How Do You Know That Your Injury Has Been Worked Out?
Anonim

As a psychologist, I work a lot with PTSD and client trauma, including abuse trauma and childhood trauma. I am interested in this topic and sometimes I come across the question in discussions: how to understand that the injury has already been worked out?

And today I thought about this, about what criteria can be used to conclude that the trauma has been worked out, completed, that the client has healed.

The easiest way to see this is when the physical symptom goes away, for example, the client's sleep was disturbed and in the process of psychotherapy she began to sleep more and better, it is easier to fall asleep.

But there are other client stories when trauma manifests itself through limitations in life, for example, some area of life turns out to be unnecessary, blocked, forgotten, and, it seems, the person lives on, and longing and emptiness inside remind that something is in the world lacks this person.

In this case, the successful overcoming of the trauma through therapy manifests itself as the disappearance of the limitation.

For example, the client has ceased to be afraid to leave the house, or there is enough courage and curiosity to start a new relationship, or it has turned out to understand what he wants, to find his own business, to hear the call of his dream and move towards it (find where to learn a new profession, enter a university, move to another country or city, etc.).

When the trauma lets go, flexibility appears, a choice where it was not there before, so where there was previously limitedness, constraint and hopelessness, a person begins to see opportunities, curiosity overcomes fear, and interest becomes more than doubt. Then the client has new desires and, most importantly, the strength to realize them.

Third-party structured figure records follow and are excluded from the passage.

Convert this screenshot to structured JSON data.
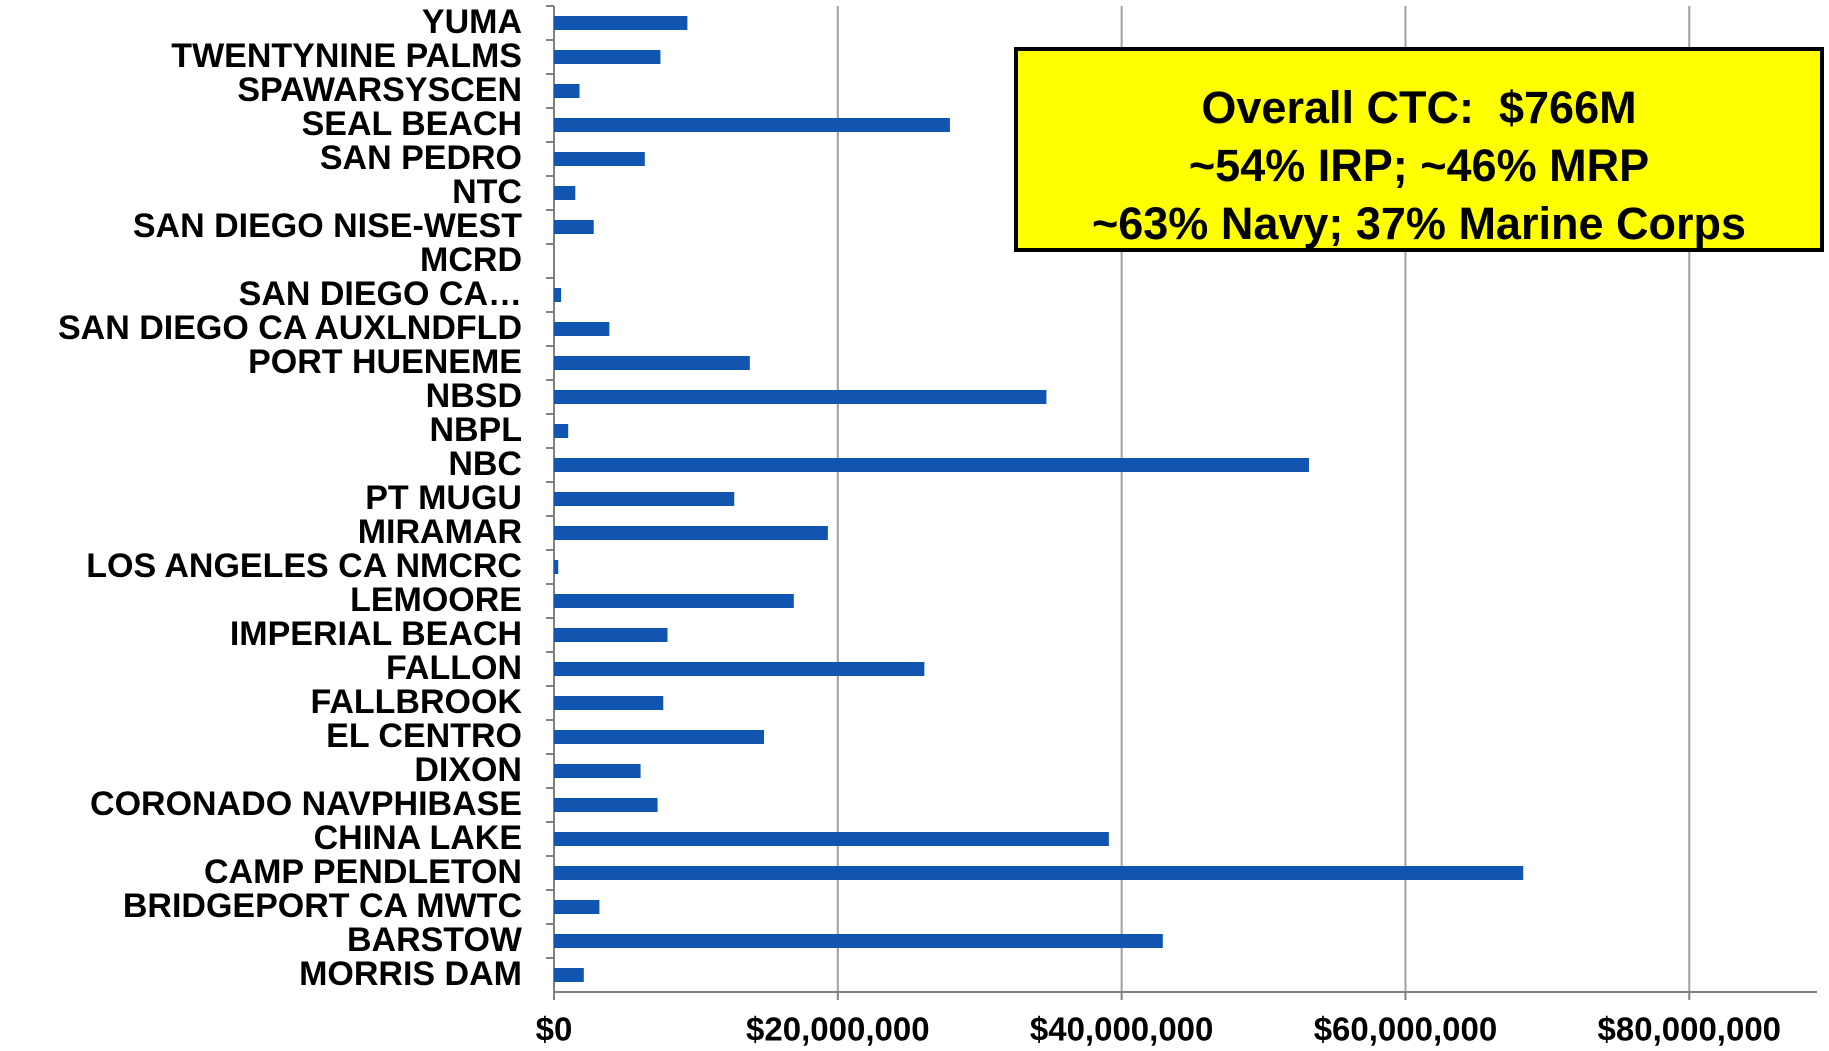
{
  "chart_data": {
    "type": "bar",
    "orientation": "horizontal",
    "categories": [
      "YUMA",
      "TWENTYNINE PALMS",
      "SPAWARSYSCEN",
      "SEAL BEACH",
      "SAN PEDRO",
      "NTC",
      "SAN DIEGO NISE-WEST",
      "MCRD",
      "SAN DIEGO CA…",
      "SAN DIEGO CA AUXLNDFLD",
      "PORT HUENEME",
      "NBSD",
      "NBPL",
      "NBC",
      "PT MUGU",
      "MIRAMAR",
      "LOS ANGELES CA NMCRC",
      "LEMOORE",
      "IMPERIAL BEACH",
      "FALLON",
      "FALLBROOK",
      "EL CENTRO",
      "DIXON",
      "CORONADO NAVPHIBASE",
      "CHINA LAKE",
      "CAMP PENDLETON",
      "BRIDGEPORT CA MWTC",
      "BARSTOW",
      "MORRIS DAM"
    ],
    "values": [
      9400000,
      7500000,
      1800000,
      27900000,
      6400000,
      1500000,
      2800000,
      0,
      500000,
      3900000,
      13800000,
      34700000,
      1000000,
      53200000,
      12700000,
      19300000,
      300000,
      16900000,
      8000000,
      26100000,
      7700000,
      14800000,
      6100000,
      7300000,
      39100000,
      68300000,
      3200000,
      42900000,
      2100000
    ],
    "color": "#1155b0",
    "xlim": [
      0,
      89000000
    ],
    "xticks": [
      {
        "value": 0,
        "label": "$0"
      },
      {
        "value": 20000000,
        "label": "$20,000,000"
      },
      {
        "value": 40000000,
        "label": "$40,000,000"
      },
      {
        "value": 60000000,
        "label": "$60,000,000"
      },
      {
        "value": 80000000,
        "label": "$80,000,000"
      }
    ],
    "grid": true,
    "annotation": [
      "Overall CTC:  $766M",
      "~54% IRP; ~46% MRP",
      "~63% Navy; 37% Marine Corps"
    ]
  }
}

In working with trauma, it seems to me important to consider such an aspect of psychotherapy as time or duration.

Often, clients who come to therapy for the first time want to get a result as quickly as possible, and this is normal, at the same time, it is useful to clarify some points.

The fact is that it is impossible to say in advance how long the therapy will take when dealing with trauma, since it depends on the client's previous life experience, and on the previous experience of therapy (if any), and on external events occurring in the client's life during therapy. outside the psychologist's office (meetings, partings, nutrition, addictions, diseases). In my practice, I have come across the fact that some injuries were resolved after one session (with experienced clients), and some managed to "get close" only after three, four or more years of regular therapy.

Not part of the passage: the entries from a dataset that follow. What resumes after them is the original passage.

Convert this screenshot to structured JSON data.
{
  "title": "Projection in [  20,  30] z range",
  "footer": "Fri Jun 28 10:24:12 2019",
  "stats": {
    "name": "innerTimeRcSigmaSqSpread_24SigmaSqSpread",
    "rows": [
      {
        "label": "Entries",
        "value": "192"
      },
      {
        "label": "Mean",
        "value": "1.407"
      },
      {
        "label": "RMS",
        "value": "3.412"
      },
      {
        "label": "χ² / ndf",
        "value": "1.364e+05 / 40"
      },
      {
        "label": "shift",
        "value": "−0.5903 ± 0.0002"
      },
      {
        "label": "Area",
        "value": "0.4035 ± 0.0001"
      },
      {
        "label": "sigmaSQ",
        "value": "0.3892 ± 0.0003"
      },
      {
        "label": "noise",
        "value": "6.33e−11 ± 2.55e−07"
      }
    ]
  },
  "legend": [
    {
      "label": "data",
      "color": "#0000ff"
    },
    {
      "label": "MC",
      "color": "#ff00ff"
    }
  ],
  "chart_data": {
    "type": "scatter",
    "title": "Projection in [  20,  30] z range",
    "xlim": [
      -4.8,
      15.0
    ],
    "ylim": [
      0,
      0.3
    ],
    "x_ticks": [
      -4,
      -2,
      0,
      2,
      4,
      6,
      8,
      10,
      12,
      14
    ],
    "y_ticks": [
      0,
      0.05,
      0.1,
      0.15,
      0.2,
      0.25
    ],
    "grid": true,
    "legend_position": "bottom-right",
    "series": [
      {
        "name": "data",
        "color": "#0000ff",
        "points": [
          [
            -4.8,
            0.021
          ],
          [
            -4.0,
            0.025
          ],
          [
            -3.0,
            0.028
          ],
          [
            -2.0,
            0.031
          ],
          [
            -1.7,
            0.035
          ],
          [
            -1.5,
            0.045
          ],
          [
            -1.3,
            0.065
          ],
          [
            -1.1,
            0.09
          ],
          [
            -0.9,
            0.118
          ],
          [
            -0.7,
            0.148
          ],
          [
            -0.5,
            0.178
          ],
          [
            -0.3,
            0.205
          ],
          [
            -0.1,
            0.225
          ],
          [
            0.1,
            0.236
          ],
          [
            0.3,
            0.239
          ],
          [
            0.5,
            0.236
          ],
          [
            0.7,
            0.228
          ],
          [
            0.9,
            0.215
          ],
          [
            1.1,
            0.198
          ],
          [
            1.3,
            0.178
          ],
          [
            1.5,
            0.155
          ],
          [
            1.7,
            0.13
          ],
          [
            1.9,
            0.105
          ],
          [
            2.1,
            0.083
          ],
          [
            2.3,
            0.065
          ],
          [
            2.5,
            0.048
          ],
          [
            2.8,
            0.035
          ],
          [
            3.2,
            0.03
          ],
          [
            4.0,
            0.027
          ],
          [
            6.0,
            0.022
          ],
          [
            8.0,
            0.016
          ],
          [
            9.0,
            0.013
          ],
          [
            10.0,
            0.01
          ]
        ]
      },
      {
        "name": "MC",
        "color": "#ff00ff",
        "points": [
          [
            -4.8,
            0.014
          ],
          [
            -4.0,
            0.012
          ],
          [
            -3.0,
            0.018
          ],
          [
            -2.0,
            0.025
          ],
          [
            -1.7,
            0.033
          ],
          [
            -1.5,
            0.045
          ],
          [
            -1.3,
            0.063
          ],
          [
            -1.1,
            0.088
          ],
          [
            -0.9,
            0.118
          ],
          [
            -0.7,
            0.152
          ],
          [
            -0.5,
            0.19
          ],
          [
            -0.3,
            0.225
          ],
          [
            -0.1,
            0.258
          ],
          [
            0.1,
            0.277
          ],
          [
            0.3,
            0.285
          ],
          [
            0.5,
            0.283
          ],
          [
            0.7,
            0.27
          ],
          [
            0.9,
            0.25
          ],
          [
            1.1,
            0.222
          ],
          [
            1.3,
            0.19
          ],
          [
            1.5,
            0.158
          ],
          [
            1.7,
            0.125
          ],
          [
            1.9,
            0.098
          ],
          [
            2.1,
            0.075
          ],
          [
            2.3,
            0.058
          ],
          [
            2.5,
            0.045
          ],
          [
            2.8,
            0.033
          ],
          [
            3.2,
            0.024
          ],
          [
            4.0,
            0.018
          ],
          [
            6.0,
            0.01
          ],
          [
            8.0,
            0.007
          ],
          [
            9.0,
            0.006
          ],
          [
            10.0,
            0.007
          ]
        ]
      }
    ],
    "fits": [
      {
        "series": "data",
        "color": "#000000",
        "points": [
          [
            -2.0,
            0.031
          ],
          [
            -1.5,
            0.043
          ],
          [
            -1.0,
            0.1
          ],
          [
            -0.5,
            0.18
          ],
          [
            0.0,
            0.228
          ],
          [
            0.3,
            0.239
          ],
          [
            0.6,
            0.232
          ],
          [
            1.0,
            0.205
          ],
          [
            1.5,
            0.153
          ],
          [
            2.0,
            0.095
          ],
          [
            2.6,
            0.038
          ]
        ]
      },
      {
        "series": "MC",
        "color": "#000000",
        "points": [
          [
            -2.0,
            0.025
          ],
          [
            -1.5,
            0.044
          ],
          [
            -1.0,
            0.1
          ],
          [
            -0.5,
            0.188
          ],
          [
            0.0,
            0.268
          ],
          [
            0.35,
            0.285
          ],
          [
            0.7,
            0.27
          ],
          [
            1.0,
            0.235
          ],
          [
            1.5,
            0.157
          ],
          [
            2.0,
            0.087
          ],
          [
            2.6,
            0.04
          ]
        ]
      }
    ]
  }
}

It depends both on the individual characteristics of the clients, the speed of their changes, and on the characteristics of the contact between the client and the therapist (whether the psychologist will be able to form a therapeutic alliance with the client or not and how quickly this will happen), and on the personality of the therapist himself (his life experience and the amount of personal therapy, supervision).

In conclusion, I would also like to say how important support is for a client who boldly plunges into the therapy of his trauma, and not only the support of a psychologist. The support of the environment is also very important: friends, relatives. Sometimes the client's environment is destructive rather than supportive, and then the client has to create a secure environment from scratch. To do this, you can meet new people, for example, you can do this in the safe space of the therapy group, where you can also try to communicate and manifest in new ways.